To enhance model robustness, a 5-fold cross-validation (CV) procedure was implemented during training. For each fold, model performance was evaluated in terms of RMSE and R2, and the mean ± standard deviation across folds (CV_RMSE, CV_R2) were reported. This strategy ensured stable and unbiased model generalization.
4. Discussion
The present study, based on an independently developed embedded attitude sensor, verified the effectiveness of posture as an indicator for monitoring the compaction degree during the compaction process of the 3 typical roadbed soil, and XGBoost, owing to its gradient boosting mechanism and feature interaction capability, is better suited to capture higher-order nonlinear couplings among features. From an engineering perspective, the high compaction range is typically critical for construction quality control. Therefore, the superior performance of XGBoost in this region highlights its greater practical applicability, offering more reliable real-time predictions and assessments of compaction degree for subgrade construction.
While the rigid 4 cm aluminum–nylon housing may locally alter the soil’s stress distribution during compaction, the proposed method interprets relative attitude variations rather than absolute stress responses, this geometric influence does not compromise the validity of the measurement. As a potential improvement, future work may investigate miniaturized or flexible packaging to further mitigate this effect. Additionally, The long-term service life and weather resistance of the embedded sensors were not experimentally assessed in this study. The aluminum–nylon composite casing, however, was selected for its resistance to mechanical stress, corrosion, and moisture. Future field trials will evaluate durability under cyclic loading, temperature, and humidity variations. The current prototype sensor costs approximately USD 50–100 per unit. With large-scale manufacturing and material optimization, the cost is expected to decrease substantially.

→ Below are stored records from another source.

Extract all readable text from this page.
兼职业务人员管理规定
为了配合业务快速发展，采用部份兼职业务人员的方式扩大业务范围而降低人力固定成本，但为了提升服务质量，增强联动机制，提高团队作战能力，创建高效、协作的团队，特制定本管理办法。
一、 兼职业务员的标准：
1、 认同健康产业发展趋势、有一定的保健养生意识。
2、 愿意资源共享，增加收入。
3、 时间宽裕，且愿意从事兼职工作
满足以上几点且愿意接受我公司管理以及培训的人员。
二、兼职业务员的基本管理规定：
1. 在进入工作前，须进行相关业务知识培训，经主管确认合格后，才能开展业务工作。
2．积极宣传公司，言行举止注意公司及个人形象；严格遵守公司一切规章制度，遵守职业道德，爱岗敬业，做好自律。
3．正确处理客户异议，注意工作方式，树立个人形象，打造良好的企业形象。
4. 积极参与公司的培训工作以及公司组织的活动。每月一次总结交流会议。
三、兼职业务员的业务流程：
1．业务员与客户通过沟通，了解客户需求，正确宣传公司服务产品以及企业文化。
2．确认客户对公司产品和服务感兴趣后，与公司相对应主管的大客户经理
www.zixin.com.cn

Although this study investigated three representative soil types (clay, loam, and sand), these categories were intentionally chosen to cover distinct mechanical behaviors. The proposed methodology, which relies on relative attitude variation rather than absolute soil stress, is general in principle and can be extended to mixed or natural field soils. Future work will validate the approach using in situ and heterogeneous soil samples to assess its broader applicability.
Although this study verified the correlation between embedded attitude sensor measurements and soil compaction degree under cyclic manual impact compaction, it remains limited to laboratory-scale Marshall specimens and does not account for other compaction methods. Furthermore, only three soil types with fixed quantitative proportions were tested, which demonstrated preliminary feasibility but fell short of meeting the data requirements of real-world engineering practice.
The current prototype sensor has not yet undergone long-term field deployment; thus, potential long-term drift, fatigue, and environmental degradation effects remain to be evaluated. These aspects will be systematically addressed in future studies involving field compaction and extended environmental exposure to ensure stable real-world performance. Future work will focus on experiments under actual field conditions, incorporating a broader variety of subgrade soils and more diverse compaction methods. Large-scale validation and analysis will be necessary to better align with engineering practice and to further enhance the generalization capability of compaction prediction models based on embedded attitude sensors. In practical applications, multiple sensors can be strategically installed at key subgrade depths or lateral positions to complement conventional compaction indicators such as the Compaction Meter Value (CMV) or Compaction Control Coefficient (CCC). Integrating these datasets through data-fusion algorithms could provide a spatially distributed and temporally continuous assessment of roadbed compaction quality, thereby forming the foundation for an intelligent compaction monitoring network. Collectively, the findings presented herein provide laboratory-scale proof of concept for this attitude-based sensing approach and a clear technical pathway toward robust, field-ready implementation.